LÉELO —PIDIÓ ROLAND—. NO quiero que lo recites. Deseo conocer las palabras exactas, traducidas del latín original.

El custodio sostenía el antiguo pergamino con dedos temblorosos debido tanto a la falta de sueño como al peso de las palabras en sus manos. Ya había recitado de memoria el pasaje, y todos lo habían oído un centenar de veces en torno a hogueras de la celebración a altas hora de la noche. Pero ahora la realidad había conspirado para desafiar todo lo que habían supuesto de esas valientes proclamaciones. Ellos debían saber la intención exacta de Talus, el primer custodio, que escribiera estas palabras casi quinientos años antes.

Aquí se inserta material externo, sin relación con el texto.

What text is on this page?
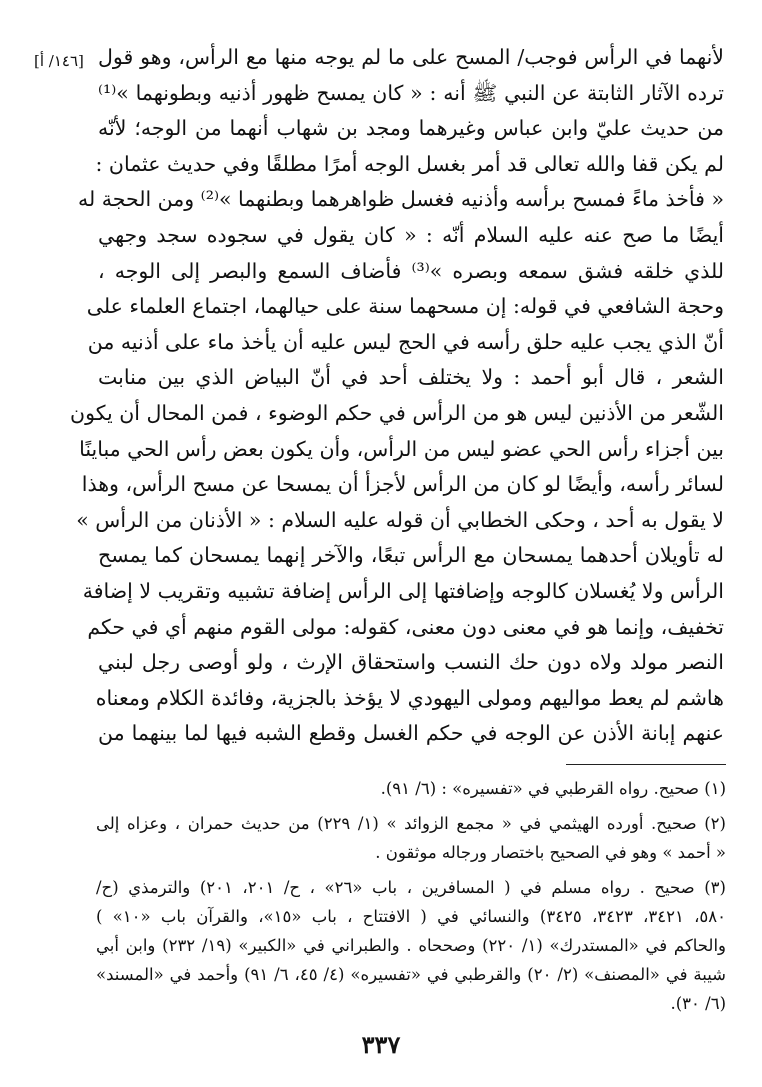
[١٤٦/ أ] لأنهما في الرأس فوجب/ المسح على ما لم يوجه منها مع الرأس، وهو قول
ترده الآثار الثابتة عن النبي ﷺ أنه : « كان يمسح ظهور أذنيه وبطونهما »⁽¹⁾
من حديث عليّ وابن عباس وغيرهما ومجد بن شهاب أنهما من الوجه؛ لأنّه
لم يكن قفا والله تعالى قد أمر بغسل الوجه أمرًا مطلقًا وفي حديث عثمان :
« فأخذ ماءً فمسح برأسه وأذنيه فغسل ظواهرهما وبطنهما »⁽²⁾ ومن الحجة له
أيضًا ما صح عنه عليه السلام أنّه : « كان يقول في سجوده سجد وجهي
للذي خلقه فشق سمعه وبصره »⁽³⁾ فأضاف السمع والبصر إلى الوجه ،
وحجة الشافعي في قوله: إن مسحهما سنة على حيالهما، اجتماع العلماء على
أنّ الذي يجب عليه حلق رأسه في الحج ليس عليه أن يأخذ ماء على أذنيه من
الشعر ، قال أبو أحمد : ولا يختلف أحد في أنّ البياض الذي بين منابت
الشّعر من الأذنين ليس هو من الرأس في حكم الوضوء ، فمن المحال أن يكون
بين أجزاء رأس الحي عضو ليس من الرأس، وأن يكون بعض رأس الحي مباينًا
لسائر رأسه، وأيضًا لو كان من الرأس لأجزأ أن يمسحا عن مسح الرأس، وهذا
لا يقول به أحد ، وحكى الخطابي أن قوله عليه السلام : « الأذنان من الرأس »
له تأويلان أحدهما يمسحان مع الرأس تبعًا، والآخر إنهما يمسحان كما يمسح
الرأس ولا يُغسلان كالوجه وإضافتها إلى الرأس إضافة تشبيه وتقريب لا إضافة
تخفيف، وإنما هو في معنى دون معنى، كقوله: مولى القوم منهم أي في حكم
النصر مولد ولاه دون حك النسب واستحقاق الإرث ، ولو أوصى رجل لبني
هاشم لم يعط مواليهم ومولى اليهودي لا يؤخذ بالجزية، وفائدة الكلام ومعناه
عنهم إبانة الأذن عن الوجه في حكم الغسل وقطع الشبه فيها لما بينهما من
(١) صحيح. رواه القرطبي في «تفسيره» : (٦/ ٩١).
(٢) صحيح. أورده الهيثمي في « مجمع الزوائد » (١/ ٢٢٩) من حديث حمران ، وعزاه إلى
« أحمد » وهو في الصحيح باختصار ورجاله موثقون .
(٣) صحيح . رواه مسلم في ( المسافرين ، باب «٢٦» ، ح/ ٢٠١، ٢٠١) والترمذي (ح/
٥٨٠، ٣٤٢١، ٣٤٢٣، ٣٤٢٥) والنسائي في ( الافتتاح ، باب «١٥»، والقرآن باب «١٠» )
والحاكم في «المستدرك» (١/ ٢٢٠) وصححاه . والطبراني في «الكبير» (١٩/ ٢٣٢) وابن أبي
شيبة في «المصنف» (٢/ ٢٠) والقرطبي في «تفسيره» (٤/ ٤٥، ٦/ ٩١) وأحمد في «المسند»
(٦/ ٣٠).
٣٣٧
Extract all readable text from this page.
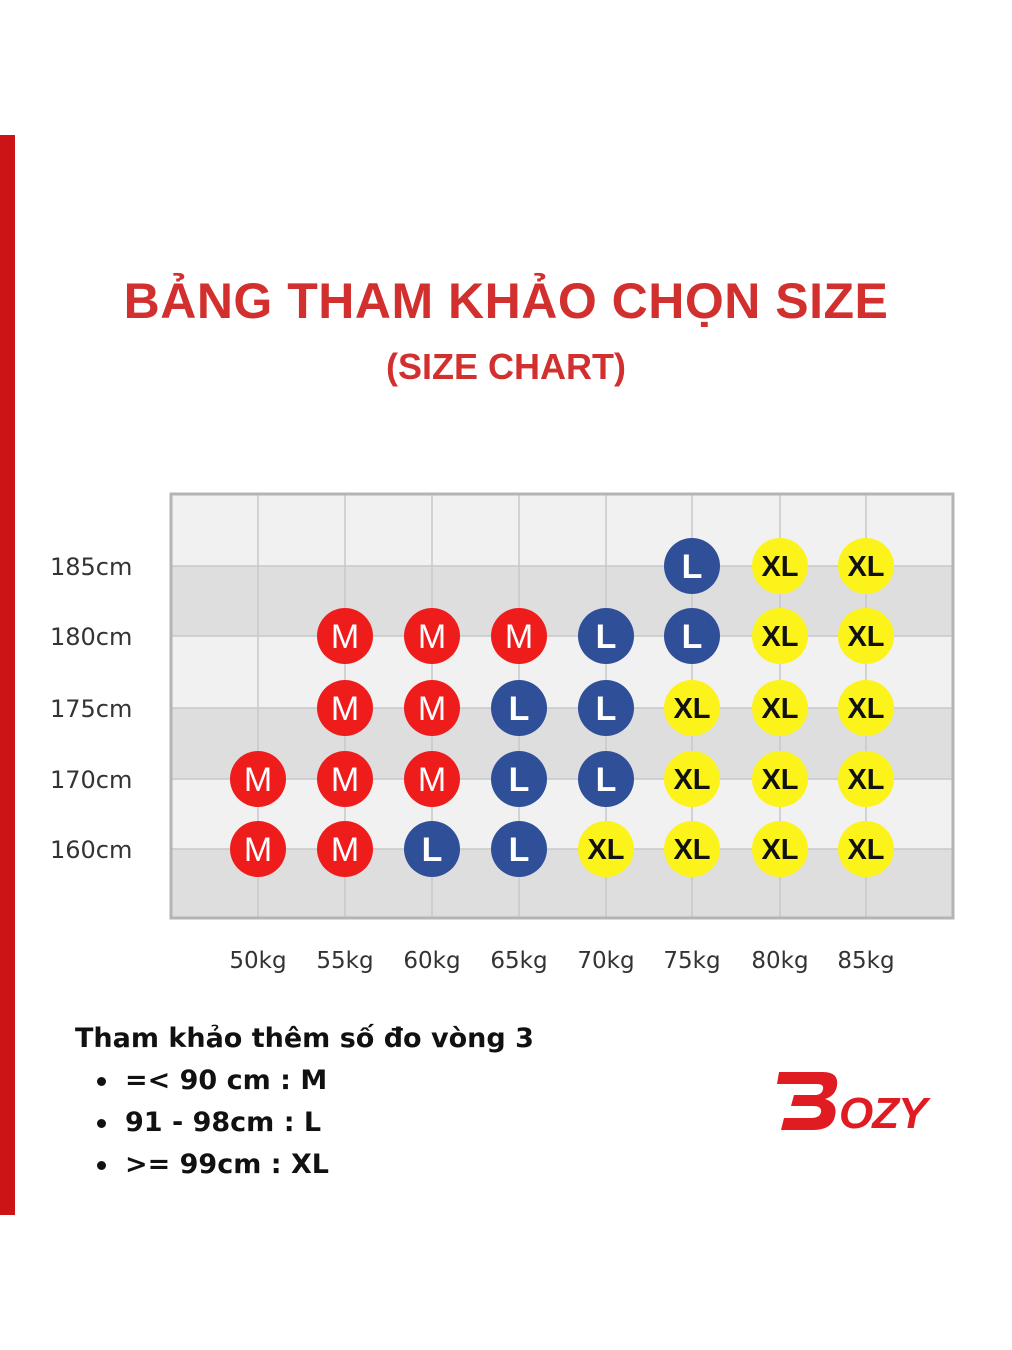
BẢNG THAM KHẢO CHỌN SIZE
(SIZE CHART)
185cm
180cm
175cm
170cm
160cm
50kg 55kg 60kg 65kg 70kg 75kg 80kg 85kg
L XL XL
M M M L L XL XL
M M L L XL XL XL
M M M L L XL XL XL
M M L L XL XL XL XL
Tham khảo thêm số đo vòng 3
=< 90 cm : M
91 - 98cm : L
>= 99cm : XL
OZY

El anciano miró a los otros que se habían unido a Roland en el santuario interior de las ruinas del templo.

Presentes: Roland, quien convocara la reunión. Michael, su segunda. Seriph, cuyos puntos de vista recibían más aceptación entre los radicales con cada día que pasaba. Anthony, una voz de razón y cálculo que armonizaba con la opinión de Roland.

Asunto en debate: comprensión que el custodio tenía de la profecía de Talus. Permanecía incuestionable el papel de sabiduría del Libro tanto por ser el último custodio sobreviviente como el primero entre los nuevos custodios. La única manera que se le ocurría a Roland de evitar una enorme división entre los nómadas y los nuevos custodios (estos últimos mortales no nómadas) era a través de una común comprensión y aprobación de las palabras del primer custodio.

Por eso debieron acudir al hombre tan apropiadamente conocido como «el Libro».

La luz de las antorchas jugueteaba en los rostros reunidos alrededor del altar. Afuera, las preparaciones finales para la Concurrencia expedían risas intermitentes a través del campamento, interrumpidas por la afinación de instrumentos y el golpeteo de martillos. Pero, para Roland, el estruendo solo servía como un recordatorio constante de las intenciones fraudulentas que se cernían sobre todos ellos.

La Concurrencia más grande hasta la fecha… en celebración de un soberano menguante.

—Libro —expresó Roland—. No somos enemigos en esto. Pero debemos saber cuál fue la intención del primer custodio al escribir estas palabras. Además, debemos conocer tu mejor interpretación ahora.

El anciano puso el antiguo pergamino sobre el altar y abrió el Libro de los Mortales. El volumen encuadernado en cuero contenía los nombres y detalles de todo mortal vivo, siendo la última anotación la niña Kaya, a quien Jonathan había traído desde la Autoridad de Transición. Tan solo el último indicio del fracaso de Jonathan en entender su papel. Además de los nombres, los preceptos básicos por los cuales los mortales celebraban y ordenaban sus vidas llenaban una docena de páginas. En la parte trasera del libro: una traducción exacta del pergamino de Talus, que generaciones de custodios habían guardado durante siglos en espera de la venida de Jonathan.

La vacilante llama de una vela grande y blanca iluminaba la página a medida que el custodio movía un envejecido dedo a lo largo del pasaje en cuestión. Tosió una vez dentro del puño, luego leyó con voz alta y grave.

Las líneas de sangre deben converger para producir un niño, varón

Se saltó algunas palabras, encontró la sección pertinente y continuó.

Su sangre tendrá los medios para vencer a Legión en un nivel genético —siguió leyendo, y entonces carraspeó—. En este niño está nuestra esperanza. Es él quien recordará su humanidad, quien tendrá en sí la capacidad para la compasión y el amor. Y es quien por consiguiente debe liberarnos del Orden, cuyas estructuras se levantan como una prisión alrededor del corazón humano. Este niño será la única esperanza de la humanidad.

El anciano levantó la mirada.

—La única esperanza —repitió.

—La pregunta es si esa esperanza está en el niño o en su sangre —terció Seriph—. Su sangre tendrá los medios para vencer a Legión, como leíste. Para liberarnos del Orden. Refiriéndose a su sangre. Talus era científico, ¿verdad? ¿Alquimista?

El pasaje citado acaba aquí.